How many stock market analysts do YOU know that were bullish in the first week of 1995?


"The risk of being in the stock market has now become significantly greater than the risk of being out of it -- and if you don't sell ‘too soon' it may be very difficult to sell at all. I therefore recommend that you start to raise some cash reserves -- right here and right now." - July 25, 1997

This was the first defensive move we recommended in the stock market in more than two years -- and was followed, two months later, by a one-day 500 point decline that forced the NYSE to close early for the first (and so far, the only) time.


"We expect the market to make a significant short-term bottom sometime during the coming week." -- December 12, 1997

It did.


"TAKE SOME MONEY OFF THE TABLE! Sell stocks. Buy bonds." -- April 17, 1998

We couldn't have made it any plainer than that.
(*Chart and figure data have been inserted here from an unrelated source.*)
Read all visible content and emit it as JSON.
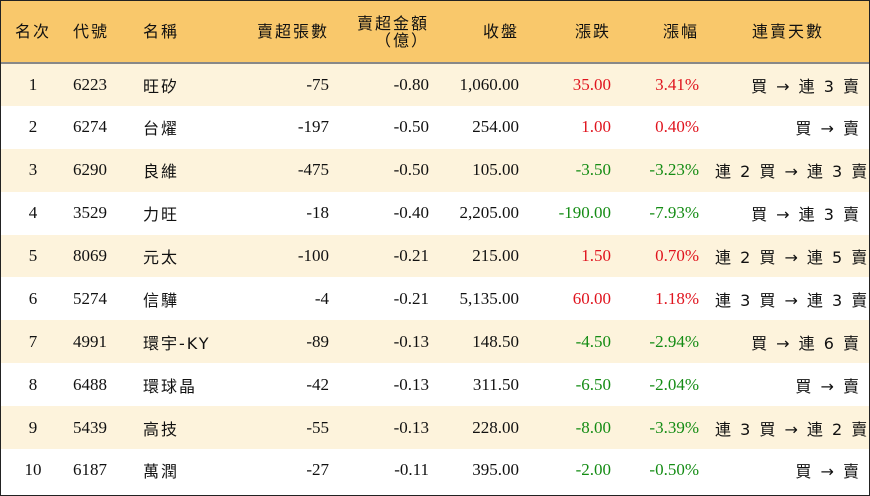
{
  "headers": [
    "名次",
    "代號",
    "名稱",
    "賣超張數",
    "賣超金額\n（億）",
    "收盤",
    "漲跌",
    "漲幅",
    "連賣天數"
  ],
  "rows": [
    {
      "rank": "1",
      "code": "6223",
      "name": "旺矽",
      "shares": "-75",
      "amount": "-0.80",
      "close": "1,060.00",
      "change": "35.00",
      "pct": "3.41%",
      "streak": "買 → 連 3 賣",
      "dir": "up"
    },
    {
      "rank": "2",
      "code": "6274",
      "name": "台燿",
      "shares": "-197",
      "amount": "-0.50",
      "close": "254.00",
      "change": "1.00",
      "pct": "0.40%",
      "streak": "買 → 賣",
      "dir": "up"
    },
    {
      "rank": "3",
      "code": "6290",
      "name": "良維",
      "shares": "-475",
      "amount": "-0.50",
      "close": "105.00",
      "change": "-3.50",
      "pct": "-3.23%",
      "streak": "連 2 買 → 連 3 賣",
      "dir": "down"
    },
    {
      "rank": "4",
      "code": "3529",
      "name": "力旺",
      "shares": "-18",
      "amount": "-0.40",
      "close": "2,205.00",
      "change": "-190.00",
      "pct": "-7.93%",
      "streak": "買 → 連 3 賣",
      "dir": "down"
    },
    {
      "rank": "5",
      "code": "8069",
      "name": "元太",
      "shares": "-100",
      "amount": "-0.21",
      "close": "215.00",
      "change": "1.50",
      "pct": "0.70%",
      "streak": "連 2 買 → 連 5 賣",
      "dir": "up"
    },
    {
      "rank": "6",
      "code": "5274",
      "name": "信驊",
      "shares": "-4",
      "amount": "-0.21",
      "close": "5,135.00",
      "change": "60.00",
      "pct": "1.18%",
      "streak": "連 3 買 → 連 3 賣",
      "dir": "up"
    },
    {
      "rank": "7",
      "code": "4991",
      "name": "環宇-KY",
      "shares": "-89",
      "amount": "-0.13",
      "close": "148.50",
      "change": "-4.50",
      "pct": "-2.94%",
      "streak": "買 → 連 6 賣",
      "dir": "down"
    },
    {
      "rank": "8",
      "code": "6488",
      "name": "環球晶",
      "shares": "-42",
      "amount": "-0.13",
      "close": "311.50",
      "change": "-6.50",
      "pct": "-2.04%",
      "streak": "買 → 賣",
      "dir": "down"
    },
    {
      "rank": "9",
      "code": "5439",
      "name": "高技",
      "shares": "-55",
      "amount": "-0.13",
      "close": "228.00",
      "change": "-8.00",
      "pct": "-3.39%",
      "streak": "連 3 買 → 連 2 賣",
      "dir": "down"
    },
    {
      "rank": "10",
      "code": "6187",
      "name": "萬潤",
      "shares": "-27",
      "amount": "-0.11",
      "close": "395.00",
      "change": "-2.00",
      "pct": "-0.50%",
      "streak": "買 → 賣",
      "dir": "down"
    }
  ]
}
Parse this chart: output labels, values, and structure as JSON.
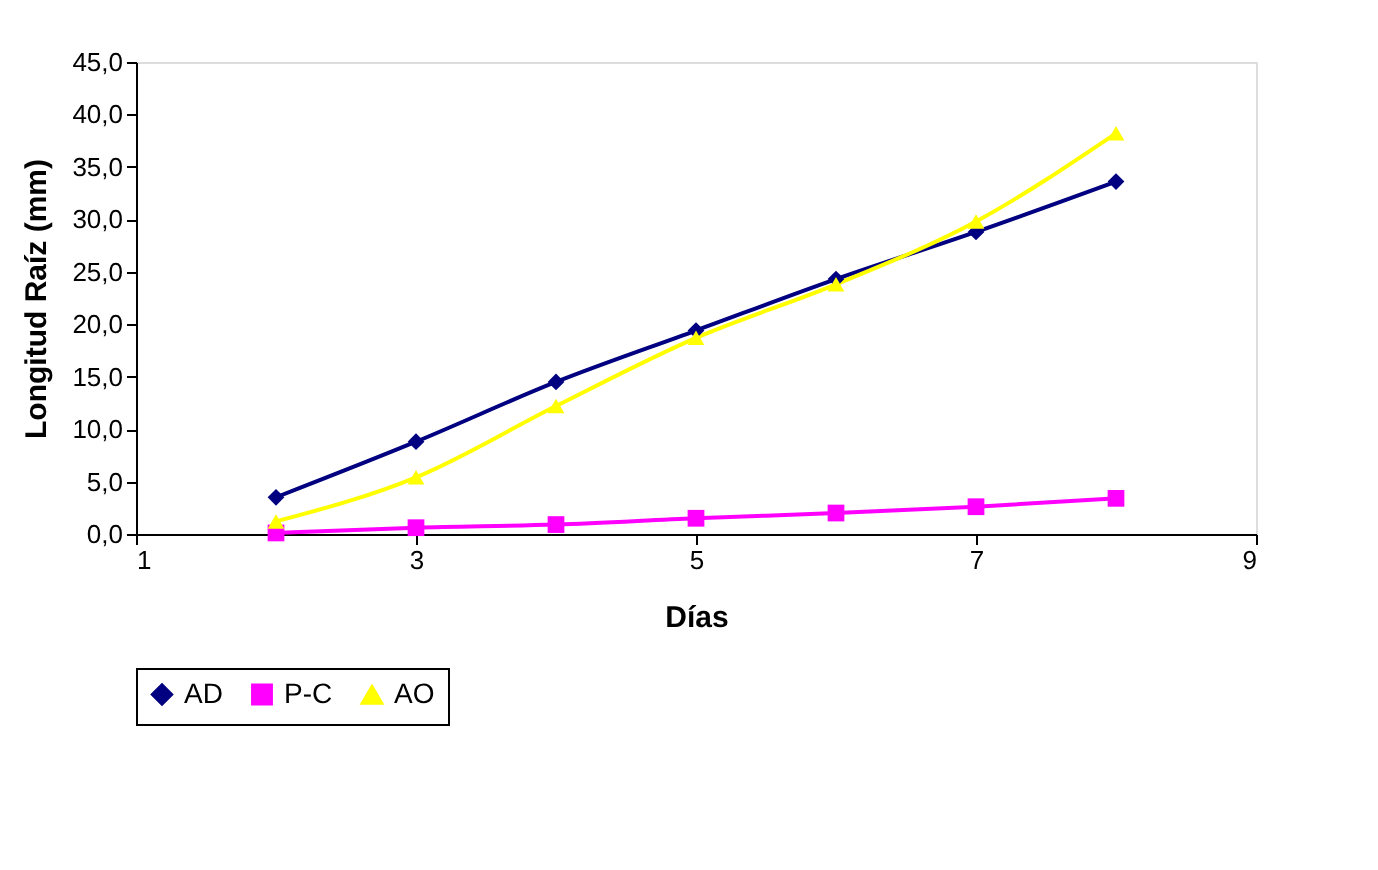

"The stock market changed its spots -- dramatically -- at 3:15 yesterday afternoon, and yesterday's 4%-plus rally suggests that October 8th was a primary low." -- October 16, 1998

That interest-rate cut by the Fed certainly did lead to a much different market environment in the months ahead!


"Small-cap Japanese stocks are one of the most attractive asset classes in the world." -- December 11, 1998

Our insights aren't confined to just the U. S. market; this statement (which we repeated week after week) was followed by a 90%-plus gain in Fidelity's Japan Small Companies Fund in the first half of 1999!